Manchester, UK-based trio Mandy, Indiana (FKA Gary, Indiana) announce their debut EP, ‘…’ out digitally November 19th via Fire Talk Records (physically out December 10th). Today, they unveil lead single, “Bottle Episode.” Including new remixes and previously released singles “Alien 3” and “Nike of Samothrace,” the EP finds Mandy, Indiana bridging the worlds of post-punk, noise, and dance music to create their brutal pop sound. Last month, the band shared Daniel Avery’s remix of “Alien 3,” transforming the track from “heavy hitting, feedback drenched no wave to a visceral, dance floor ready banger” (Resident Advisor).
Throughout the driving “Bottle Episode,” taut programmed beats meld perfectly with corrosive guitars inspired by the sound of a flood siren. “I wanted to build up on the military style of the track, but in a very slow crescendo, and not in a very obvious way.
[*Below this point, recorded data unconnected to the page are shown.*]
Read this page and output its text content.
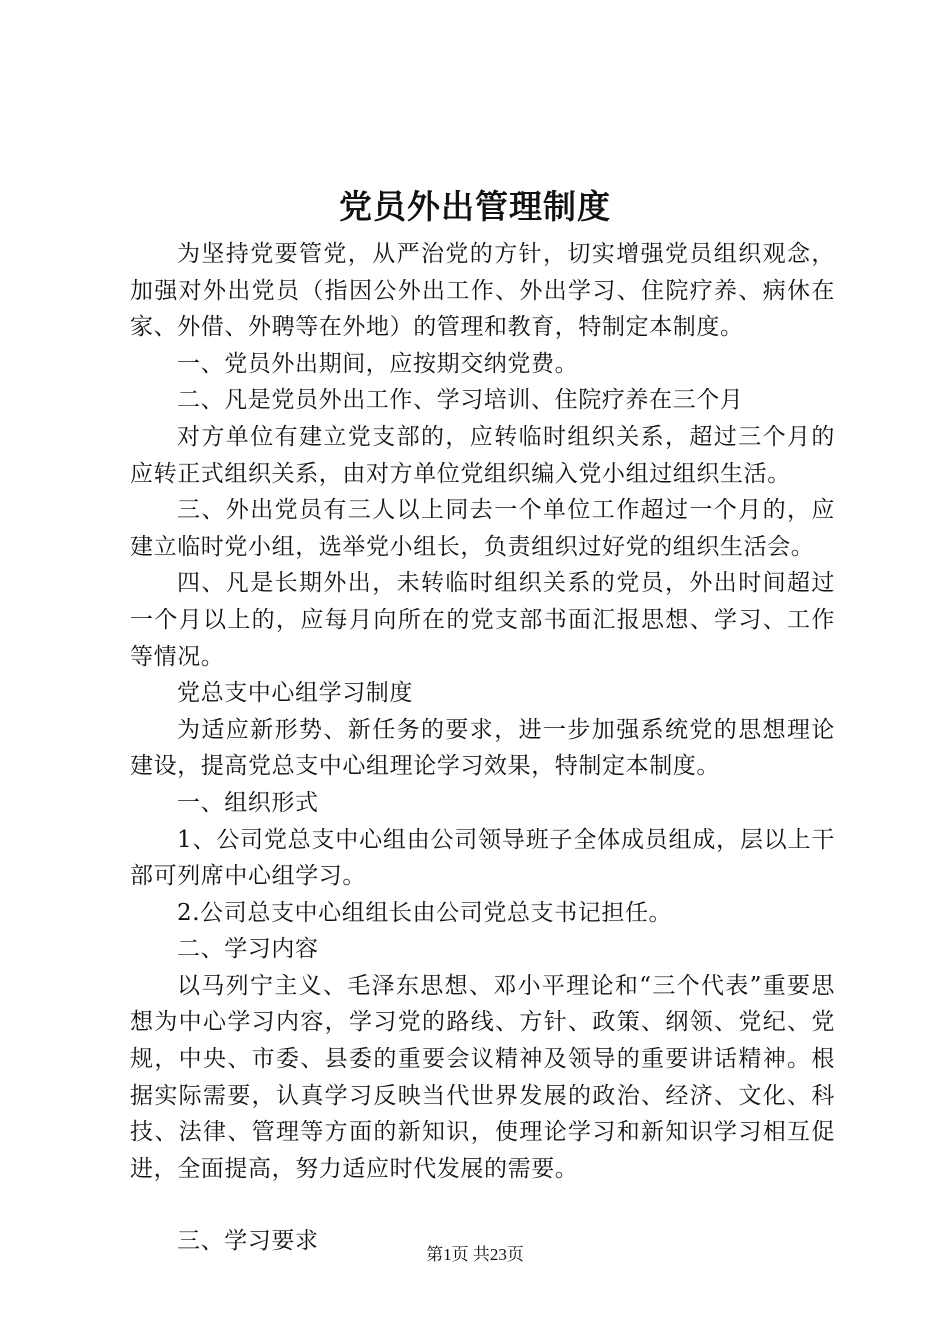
党员外出管理制度

为坚持党要管党，从严治党的方针，切实增强党员组织观念，加强对外出党员（指因公外出工作、外出学习、住院疗养、病休在家、外借、外聘等在外地）的管理和教育，特制定本制度。

一、党员外出期间，应按期交纳党费。

二、凡是党员外出工作、学习培训、住院疗养在三个月

对方单位有建立党支部的，应转临时组织关系，超过三个月的应转正式组织关系，由对方单位党组织编入党小组过组织生活。

三、外出党员有三人以上同去一个单位工作超过一个月的，应建立临时党小组，选举党小组长，负责组织过好党的组织生活会。

四、凡是长期外出，未转临时组织关系的党员，外出时间超过一个月以上的，应每月向所在的党支部书面汇报思想、学习、工作等情况。

党总支中心组学习制度

为适应新形势、新任务的要求，进一步加强系统党的思想理论建设，提高党总支中心组理论学习效果，特制定本制度。

一、组织形式

1、公司党总支中心组由公司领导班子全体成员组成，层以上干部可列席中心组学习。

2.公司总支中心组组长由公司党总支书记担任。

二、学习内容

以马列宁主义、毛泽东思想、邓小平理论和“三个代表”重要思想为中心学习内容，学习党的路线、方针、政策、纲领、党纪、党规，中央、市委、县委的重要会议精神及领导的重要讲话精神。根据实际需要，认真学习反映当代世界发展的政治、经济、文化、科技、法律、管理等方面的新知识，使理论学习和新知识学习相互促进，全面提高，努力适应时代发展的需要。

三、学习要求

第1页 共23页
The lyrics talk of men waiting, moving forward; war is never mentioned, yet it is obvious that the men are waiting for death. The song ends with the men almost dancing as the bullets hit them,” says vocalist and lyricist Valentine Caulfield.
Caulfield and Scott Fair (guitar/production) met a couple of years ago when their respective previous bands shared a bill in Manchester. Caulfield was drawn to Fair’s aspirations to write beyond genre, while Fair was instantly taken with the singer’s magnetic stage presence and harsh, visceral vocals delivered in her native French. The pair also enlisted Liam Stewart (percussion), a touring musician who’s powerhouse rhythmic presence compliments the pair’s vision—emphasizing raw energy and emotion over meticulous composition to create a singular cathartic experience.
The songs on ‘…’ EP were recorded in a variety of spaces, from rehearsal rooms and home studios to cavernous industrial mills. You can hear it in the recordings: the clattering footsteps, muffled piano and chatter at the end of “Bottle Episode” were taken from the hall outside of one of their recording spaces. Other sounds like a buzzing fluorescent light and the rhythm of a passing train also found their way into the mix.
Mandy, Indiana’s influences are fluid and their lyrics are left intentionally open to interpretation, but the group acknowledge cinematic references alongside musical touchstones. The band’s self-made music videos, influenced by the macabre film-making of Gaspar Noe and Leos Carax, see them carefully stitching together found-footage montages. Every image feels intentional, providing a visual chaos that matches the music’s unpredictability. Mandy, Indiana’s debut EP documents where they’ve been, where they are now, and where they’re going.